Le gouvernement n’envisage pas de revenir aux restrictions malgré le micron et la peur du pont de la Constitution

L’Exécutif craint que les données de la pandémie de Covid-19 ne s’aggravent après les déplacements et réunions du pont de décembre

Pedro S
Pedro Sánchez, ce mardi, au Caire.MONCLOA / PISCINE

L’émergence de la nouvelle variante micronique du coronavirus a une nouvelle fois mis le monde en garde. En Espagne, au moins deux cas ont déjà été détectés à Madrid et deux autres en Catalogne. La situation inquiète le Gouvernement, notamment à l’horizon d’un long pont, celui de début décembre, où il y aura de nombreux déplacements, des concentrations de personnes dans les rues et des rencontres avec la famille et les amis. Un scénario qui peut inviter à l’assouplissement des mesures de prévention.

Cependant, au sein du gouvernement, ils espèrent contenir cette situation sans revenir à des restrictions. Ils considèrent que le pourcentage élevé de la population vaccinée et l’utilisation du masque pourraient aider à contrôler la situation. L’intention de La Moncloa est de faire face au scénario épidémiologique « sans arrêter l’économie ».

Le gouvernement s’inquiète de l’évolution de l’épidémie, bien sûr, mais aussi de l’économie. L’objectif est d’essayer de combiner une stratégie permettant de contrôler la situation qui, le cas échéant, peut provoquer cette nouvelle variante du coronavirus avec la réactivation des secteurs économiques qui commencent à monter, comme l’hôtellerie ou la culture, et la que de nouvelles restrictions pourraient supposer un nouveau coup.

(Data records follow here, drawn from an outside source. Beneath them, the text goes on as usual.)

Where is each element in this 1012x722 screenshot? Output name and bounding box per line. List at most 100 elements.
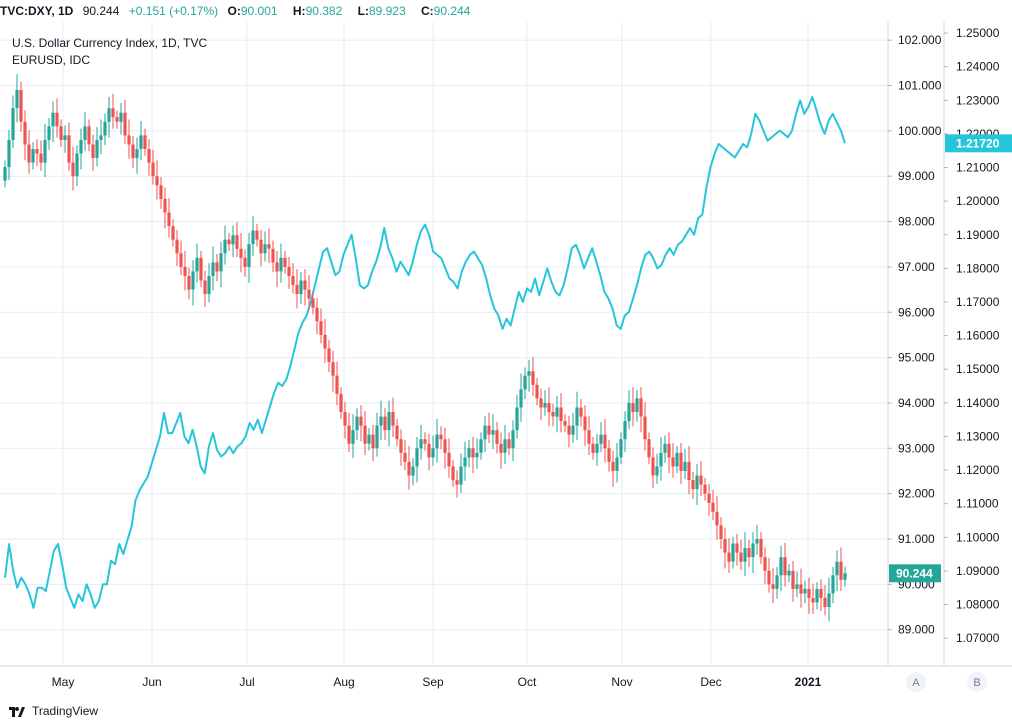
candle-body <box>559 407 563 422</box>
candle-body <box>539 398 543 408</box>
candle-body <box>51 112 55 127</box>
candle-body <box>219 253 223 272</box>
candle-body <box>119 112 123 122</box>
candle-body <box>751 543 755 558</box>
candle-body <box>215 262 219 272</box>
right-scale-tick-label: 1.10000 <box>956 530 1000 544</box>
candle-body <box>187 276 191 290</box>
price-change: +0.151 (+0.17%) <box>128 4 219 18</box>
candle-body <box>743 548 747 562</box>
ohlc-close: C:90.244 <box>420 4 471 18</box>
price-chart[interactable]: 102.000 101.000 100.000 99.000 98.000 97.000 9… <box>0 22 1012 700</box>
candle-body <box>583 416 587 431</box>
candle-body <box>543 403 547 408</box>
candle-body <box>635 398 639 412</box>
right-scale-tick-label: 1.17000 <box>956 295 1000 309</box>
candle-body <box>599 434 603 444</box>
candle-body <box>819 588 823 598</box>
candle-body <box>223 239 227 254</box>
candle-body <box>639 398 643 417</box>
candle-body <box>247 244 251 267</box>
candle-body <box>55 112 59 127</box>
candle-body <box>303 280 307 290</box>
left-scale-tick-label: 98.000 <box>898 215 935 229</box>
scale-a-button[interactable] <box>906 672 926 692</box>
left-scale-tick-label: 96.000 <box>898 305 935 319</box>
right-scale-tick-label: 1.25000 <box>956 26 1000 40</box>
candle-body <box>275 262 279 272</box>
candle-body <box>371 434 375 449</box>
candle-body <box>607 448 611 462</box>
right-scale-tick-label: 1.24000 <box>956 60 1000 74</box>
candle-body <box>71 162 75 177</box>
candle-body <box>279 257 283 272</box>
candle-body <box>739 552 743 562</box>
candle-body <box>27 144 31 163</box>
candle-body <box>603 434 607 449</box>
candle-body <box>411 466 415 476</box>
candle-body <box>447 452 451 467</box>
candle-body <box>415 448 419 467</box>
candle-body <box>811 598 815 603</box>
tradingview-brand[interactable]: TradingView <box>32 704 99 718</box>
left-scale-tick-label: 93.000 <box>898 441 935 455</box>
x-tick-label: Dec <box>700 675 721 689</box>
left-scale-tick-label: 101.000 <box>898 78 942 92</box>
candle-body <box>779 557 783 576</box>
right-scale-tick-label: 1.18000 <box>956 261 1000 275</box>
candle-body <box>467 448 471 458</box>
candle-body <box>587 430 591 444</box>
left-scale-tick-label: 99.000 <box>898 169 935 183</box>
candle-body <box>455 480 459 485</box>
candle-body <box>575 407 579 426</box>
candle-body <box>567 425 571 435</box>
x-tick-label: Jul <box>239 675 254 689</box>
candle-body <box>335 375 339 394</box>
candle-body <box>383 416 387 431</box>
chart-subtitle: EURUSD, IDC <box>12 53 90 67</box>
candle-body <box>715 511 719 526</box>
candle-body <box>699 475 703 485</box>
scale-badge-label: A <box>912 677 920 689</box>
candle-body <box>775 575 779 589</box>
candle-body <box>87 126 91 145</box>
candle-body <box>111 108 115 118</box>
eurusd-last-price-label <box>945 134 1012 153</box>
candle-body <box>259 239 263 254</box>
right-scale-tick-label: 1.07000 <box>956 631 1000 645</box>
right-scale-tick-label: 1.13000 <box>956 429 1000 443</box>
candle-body <box>195 257 199 272</box>
candle-body <box>63 135 67 140</box>
candle-body <box>375 425 379 449</box>
candle-body <box>799 584 803 594</box>
candle-body <box>547 403 551 413</box>
candle-body <box>83 126 87 140</box>
tradingview-logo-icon[interactable] <box>8 704 28 718</box>
candle-body <box>823 598 827 608</box>
candle-body <box>99 135 103 140</box>
scale-b-button[interactable] <box>967 672 987 692</box>
candle-body <box>203 280 207 295</box>
candle-body <box>747 548 751 558</box>
candle-body <box>291 276 295 286</box>
candle-body <box>199 257 203 281</box>
candle-body <box>675 452 679 467</box>
right-scale-tick-label: 1.20000 <box>956 194 1000 208</box>
candle-body <box>763 557 767 571</box>
candle-body <box>431 448 435 458</box>
candle-body <box>663 443 667 453</box>
candle-body <box>79 139 83 154</box>
candle-body <box>623 421 627 440</box>
candle-body <box>211 262 215 276</box>
candle-body <box>347 425 351 444</box>
right-scale-tick-label: 1.11000 <box>956 497 999 511</box>
candle-body <box>123 112 127 136</box>
candle-body <box>243 257 247 267</box>
candle-body <box>531 371 535 385</box>
symbol-name[interactable]: TVC:DXY, 1D <box>0 4 74 18</box>
candle-body <box>815 588 819 603</box>
right-scale-tick-label: 1.12000 <box>956 463 1000 477</box>
candle-body <box>15 90 19 109</box>
candle-body <box>175 239 179 254</box>
candle-body <box>615 457 619 471</box>
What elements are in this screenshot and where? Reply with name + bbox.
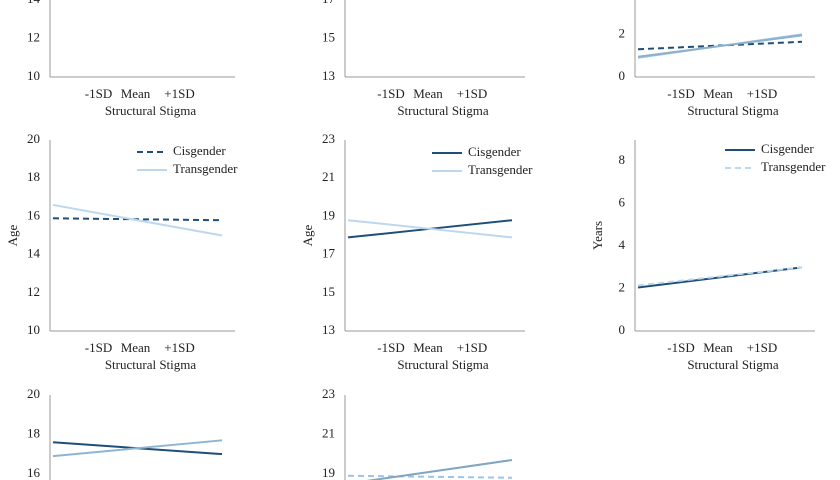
x-tick-label: -1SD [667,86,694,101]
x-tick-label: -1SD [377,86,404,101]
y-tick-label: 10 [27,68,40,83]
y-tick-label: 21 [322,425,335,440]
y-tick-label: 2 [619,25,626,40]
x-tick-label: -1SD [667,340,694,355]
y-tick-label: 21 [322,169,335,184]
y-tick-label: 18 [27,425,40,440]
y-tick-label: 4 [619,237,626,252]
series-line [347,474,513,479]
y-tick-label: 10 [27,322,40,337]
y-tick-label: 0 [619,68,626,83]
y-axis-label: Age [300,224,315,246]
x-tick-label: Mean [413,86,443,101]
x-tick-label: Mean [121,340,151,355]
x-tick-label: +1SD [747,340,777,355]
series-line [52,439,223,458]
y-tick-label: 19 [322,207,335,222]
y-tick-label: 12 [27,30,40,45]
legend-label: Cisgender [173,143,226,158]
x-axis-label: Structural Stigma [397,357,489,372]
y-tick-label: 15 [322,30,335,45]
y-tick-label: 6 [619,195,626,210]
y-tick-label: 8 [619,152,626,167]
y-tick-label: 16 [27,465,41,480]
legend-label: Transgender [173,161,238,176]
y-tick-label: 18 [27,169,40,184]
x-tick-label: Mean [121,86,151,101]
y-tick-label: 2 [619,280,626,295]
y-tick-label: 19 [322,465,335,480]
y-tick-label: 16 [27,207,41,222]
y-axis-label: Years [590,221,605,250]
x-axis-label: Structural Stigma [687,357,779,372]
x-tick-label: -1SD [85,86,112,101]
y-tick-label: 15 [322,284,335,299]
x-axis-label: Structural Stigma [397,103,489,118]
series-line [637,266,803,289]
y-axis-label: Age [5,224,20,246]
series-line [347,219,513,239]
y-tick-label: 17 [322,246,336,261]
series-line [637,266,803,287]
y-tick-label: 13 [322,68,335,83]
series-line [52,203,223,237]
x-tick-label: +1SD [457,340,487,355]
x-tick-label: Mean [413,340,443,355]
x-tick-label: +1SD [457,86,487,101]
x-axis-label: Structural Stigma [105,103,197,118]
x-tick-label: Mean [703,86,733,101]
x-tick-label: -1SD [85,340,112,355]
x-tick-label: +1SD [164,340,194,355]
y-tick-label: 13 [322,322,335,337]
x-axis-label: Structural Stigma [687,103,779,118]
x-tick-label: +1SD [747,86,777,101]
x-tick-label: -1SD [377,340,404,355]
series-line [637,34,803,58]
y-tick-label: 0 [619,322,626,337]
y-tick-label: 14 [27,0,41,6]
y-tick-label: 20 [27,386,40,401]
legend-label: Transgender [761,159,826,174]
y-tick-label: 14 [27,246,41,261]
y-tick-label: 23 [322,131,335,146]
legend-label: Cisgender [468,144,521,159]
x-tick-label: Mean [703,340,733,355]
y-tick-label: 20 [27,131,40,146]
y-tick-label: 17 [322,0,336,6]
y-tick-label: 23 [322,386,335,401]
legend-label: Cisgender [761,141,814,156]
y-tick-label: 12 [27,284,40,299]
x-axis-label: Structural Stigma [105,357,197,372]
x-tick-label: +1SD [164,86,194,101]
legend-label: Transgender [468,162,533,177]
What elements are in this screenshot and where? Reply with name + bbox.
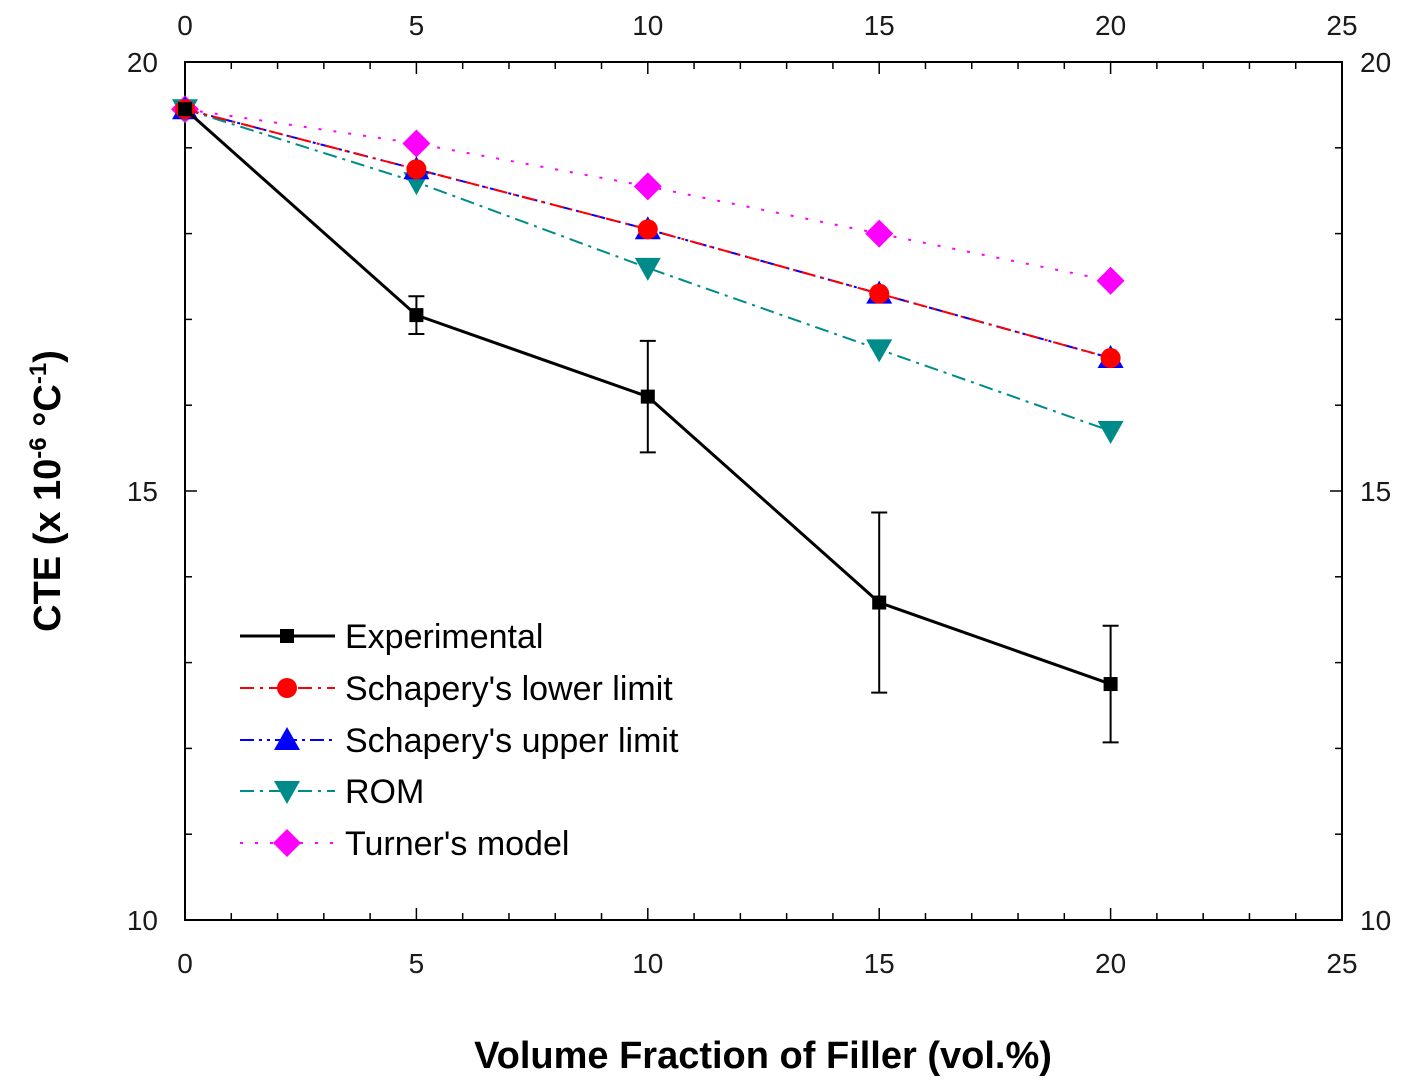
legend-marker (277, 678, 297, 698)
y-tick-label-left: 20 (127, 47, 158, 78)
series-layer (171, 95, 1125, 744)
legend-label: ROM (345, 773, 424, 811)
x-tick-label-top: 25 (1326, 10, 1357, 41)
legend-label: Schapery's lower limit (345, 670, 673, 708)
legend-label: Schapery's upper limit (345, 722, 679, 760)
x-tick-label-top: 15 (864, 10, 895, 41)
legend-label: Experimental (345, 618, 543, 656)
axis-ticks (184, 61, 1343, 921)
y-tick-label-left: 15 (127, 476, 158, 507)
y-axis-title-end: ) (27, 350, 69, 363)
legend-label: Turner's model (345, 825, 569, 863)
y-tick-label-right: 20 (1360, 47, 1391, 78)
data-point (866, 339, 893, 363)
series-experimental (178, 102, 1119, 744)
legend-item: ROM (240, 773, 424, 811)
legend: Experimental Schapery's lower limit Schape… (240, 618, 679, 863)
x-tick-label-top: 10 (632, 10, 663, 41)
x-tick-label-top: 0 (177, 10, 193, 41)
y-axis-title-sup1: -6 (25, 437, 52, 458)
legend-item: Turner's model (240, 825, 569, 863)
y-axis-title-sup2: -1 (25, 363, 52, 384)
x-tick-label-bottom: 10 (632, 948, 663, 979)
series-schapery-s-lower-limit (175, 99, 1121, 369)
data-point (1103, 677, 1118, 692)
data-point (865, 219, 894, 248)
legend-marker (273, 829, 301, 857)
data-point (633, 172, 662, 201)
y-axis-title-main: CTE (x 10 (27, 459, 69, 632)
data-point (1096, 266, 1125, 295)
series-turner-s-model (171, 95, 1125, 295)
legend-item: Experimental (240, 618, 543, 656)
y-axis-title-mid: °C (27, 384, 69, 437)
x-tick-label-bottom: 15 (864, 948, 895, 979)
legend-marker (274, 781, 300, 804)
data-point (409, 308, 424, 323)
data-point (1097, 420, 1124, 444)
y-tick-label-left: 10 (127, 905, 158, 936)
data-point (178, 102, 192, 117)
x-tick-label-bottom: 5 (409, 948, 425, 979)
data-point (406, 159, 427, 180)
x-tick-label-bottom: 20 (1095, 948, 1126, 979)
data-point (872, 595, 887, 610)
series-line (184, 108, 1111, 432)
legend-marker (280, 629, 294, 643)
legend-item: Schapery's lower limit (240, 670, 673, 708)
data-point (637, 219, 658, 240)
data-point (402, 129, 431, 158)
y-tick-label-right: 15 (1360, 476, 1391, 507)
x-tick-label-top: 20 (1095, 10, 1126, 41)
x-tick-label-top: 5 (409, 10, 425, 41)
legend-marker (274, 727, 300, 750)
x-axis-title: Volume Fraction of Filler (vol.%) (474, 1035, 1052, 1077)
x-tick-label-bottom: 0 (177, 948, 193, 979)
data-point (1100, 348, 1121, 369)
legend-item: Schapery's upper limit (240, 722, 679, 760)
data-point (634, 257, 661, 281)
data-point (869, 283, 890, 304)
data-point (640, 389, 655, 404)
y-axis-title: CTE (x 10-6 °C-1) (25, 350, 69, 632)
series-line (184, 108, 1111, 359)
y-tick-label-right: 10 (1360, 905, 1391, 936)
x-tick-label-bottom: 25 (1326, 948, 1357, 979)
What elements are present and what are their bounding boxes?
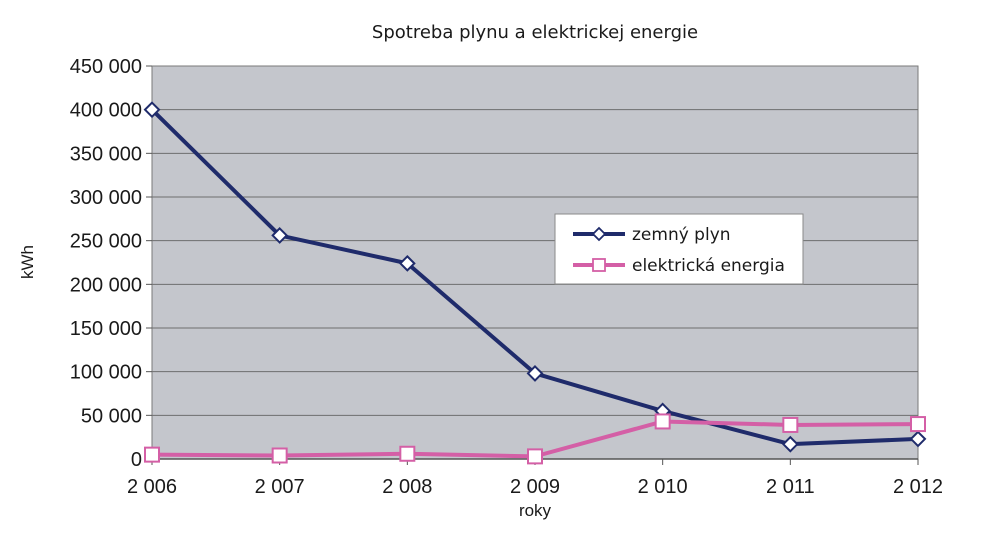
legend-box	[554, 213, 804, 285]
x-tick-label: 2 007	[255, 476, 305, 498]
y-tick-label: 400 000	[70, 100, 142, 122]
data-point-elektricka-energia	[654, 413, 671, 430]
x-tick-label: 2 006	[127, 476, 177, 498]
series-layer	[143, 101, 927, 465]
data-point-elektricka-energia	[144, 446, 160, 463]
data-point-elektricka-energia	[271, 447, 288, 464]
y-tick-label: 150 000	[70, 318, 142, 340]
x-tick-label: 2 010	[638, 476, 688, 498]
data-point-zemny-plyn	[143, 101, 161, 119]
data-point-zemny-plyn	[781, 435, 799, 453]
series-elektricka-energia	[144, 413, 926, 465]
data-point-zemny-plyn	[398, 254, 416, 272]
data-point-elektricka-energia	[910, 416, 926, 433]
data-point-elektricka-energia	[782, 416, 799, 433]
y-tick-label: 0	[131, 449, 142, 471]
data-point-elektricka-energia	[399, 445, 416, 462]
data-point-zemny-plyn	[526, 364, 544, 382]
y-axis-label: kWh	[18, 245, 37, 279]
y-axis-ticks: 0 50 000 100 000 150 000 200 000 250 000 300 0…	[70, 56, 152, 471]
y-tick-label: 250 000	[70, 231, 142, 253]
chart-title: Spotreba plynu a elektrickej energie	[372, 22, 698, 43]
x-axis-ticks: 2 006 2 007 2 008 2 009 2 010 2 011 2 012	[127, 459, 943, 498]
legend-label-elektricka-energia: elektrická energia	[632, 256, 785, 276]
y-tick-label: 450 000	[70, 56, 142, 78]
x-tick-label: 2 012	[893, 476, 943, 498]
data-point-zemny-plyn	[909, 430, 927, 448]
legend-marker-elektricka-energia	[592, 258, 606, 272]
x-axis-label: roky	[519, 501, 552, 520]
y-tick-label: 300 000	[70, 187, 142, 209]
legend-marker-zemny-plyn	[591, 226, 607, 242]
data-point-zemny-plyn	[271, 227, 289, 244]
legend: zemný plyn elektrická energia	[554, 213, 804, 285]
y-tick-label: 100 000	[70, 362, 142, 384]
series-zemny-plyn	[143, 101, 927, 453]
legend-label-zemny-plyn: zemný plyn	[632, 225, 731, 245]
x-tick-label: 2 011	[766, 476, 815, 498]
y-tick-label: 50 000	[81, 405, 142, 427]
y-tick-label: 200 000	[70, 274, 142, 296]
y-tick-label: 350 000	[70, 143, 142, 165]
data-point-elektricka-energia	[527, 448, 543, 465]
x-tick-label: 2 009	[510, 476, 560, 498]
x-tick-label: 2 008	[382, 476, 432, 498]
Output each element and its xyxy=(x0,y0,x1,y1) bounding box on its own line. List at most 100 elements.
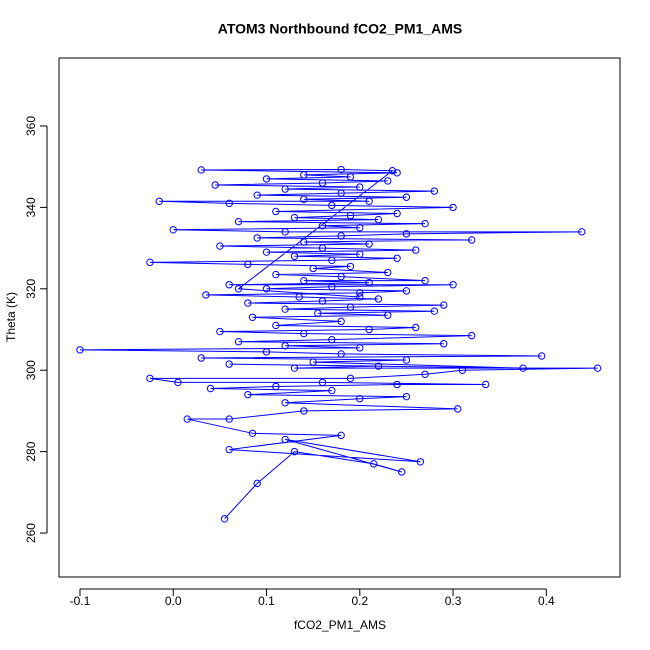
data-point xyxy=(290,252,299,260)
data-point xyxy=(225,445,233,454)
data-point xyxy=(430,187,439,195)
data-point xyxy=(393,209,401,218)
data-point xyxy=(346,173,355,181)
data-point xyxy=(234,338,243,346)
data-point xyxy=(76,346,84,354)
data-point xyxy=(519,364,527,372)
data-point xyxy=(234,285,243,293)
data-point xyxy=(356,183,364,191)
data-line xyxy=(79,169,598,520)
data-point xyxy=(281,185,289,193)
data-point xyxy=(328,201,336,210)
data-point xyxy=(220,515,229,523)
x-tick-label: 0.2 xyxy=(351,594,368,608)
y-tick-label: 300 xyxy=(24,360,38,380)
data-point xyxy=(468,331,476,340)
data-point xyxy=(318,179,327,187)
data-point xyxy=(290,447,299,456)
data-point xyxy=(388,167,397,175)
data-point xyxy=(281,435,289,444)
data-point xyxy=(281,305,289,313)
data-point xyxy=(281,228,289,236)
data-point xyxy=(337,232,345,240)
data-point xyxy=(402,193,411,201)
data-point xyxy=(272,321,280,330)
data-point xyxy=(356,293,364,301)
data-point xyxy=(295,293,303,301)
data-point xyxy=(356,289,364,297)
data-point xyxy=(440,301,448,309)
data-point xyxy=(356,224,364,232)
y-tick-label: 360 xyxy=(24,116,38,136)
data-point xyxy=(169,226,177,234)
data-point xyxy=(365,197,373,205)
data-point xyxy=(300,276,308,285)
data-point xyxy=(537,352,546,360)
data-point xyxy=(356,344,364,352)
data-point xyxy=(225,415,233,423)
data-point xyxy=(365,278,373,287)
data-point xyxy=(481,380,490,389)
data-point xyxy=(346,374,355,383)
data-point xyxy=(337,317,345,326)
data-point xyxy=(318,297,327,305)
data-point xyxy=(216,327,224,336)
data-point xyxy=(244,299,252,307)
data-point xyxy=(234,217,243,226)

Bien qu’ils considèrent qu’il n’y a pas de « fil conducteur » qui puisse favoriser de nouvelles manifestations ou mobilisations, il est pris en compte que l’incertitude sociale et le fait que la « juste reprise » proclamée par les ministres ne finit pas par atteindre la poche du citoyen.

« Vaccination et prévention »

Aujourd’hui, l’idée est d’affronter ce scénario de pandémie « avec les recettes qui ont déjà fonctionné auparavant ». Et quels sont-ils ? « Vaccination et masque; vaccination et prévention ». L’analyse du gouvernement est qu’outre le fait que 91% de la population cible est vaccinée, le fait qu’en Espagne l’utilisation du masque n’a pas été complètement éliminée – il a été conservé à l’intérieur ou, par exemple, dans de grandes des événements tels que des événements sportifs ou des concerts – a contribué à le rendre beaucoup plus utilisé dans le pays que dans d’autres régions voisines, qui prévoit déjà une mesure sanitaire pour lutter contre le virus.

Rappelons que, par exemple, les deux cas confirmés par Madrid du variant micron ont été vaccinés. « Les vaccins sont ce qui fonctionne », a déclaré la ministre de la Santé Carolina Darias.

« Les données dont nous disposons aujourd’hui ne nous mettent pas à l’horizon de devoir prendre d’autres types de décisions », a déclaré mardi la porte-parole du gouvernement, Isabel Rodríguez. Au cas où des décisions devraient être prises, cela peut être au cours des semaines ou parce que le pont des vacances de décembre entraîne une augmentation des infections, un scénario qui est envisagé et le gouvernement s’inquiète de la proximité de Noël.

Une tentative sera faite pour retarder la prise de décision entraînant de nouvelles restrictions et la promotion d’une loi sur la pandémie est exclue. Le Gouvernement ne travaille pas à la préparation d’un cadre juridique qui servirait de parapluie pour décréter, par exemple, des confinements si nécessaire. Et ce malgré le fait que la Cour constitutionnelle a statué contre les deux états d’alerte que le Gouvernement a décrétés ; Et ce malgré le fait qu’il s’agisse d’une demande non seulement de l’opposition, mais même de ses partenaires de gouvernance.

La « recette » utilisée est de prendre des décisions sous la « co-gouvernance » du Conseil Interterritorial du Système National de Santé (CISNS). Ils croient que le gouvernement dispose d’outils juridiques pour faire face aux éventuels scénarios de pandémie qui peuvent exister.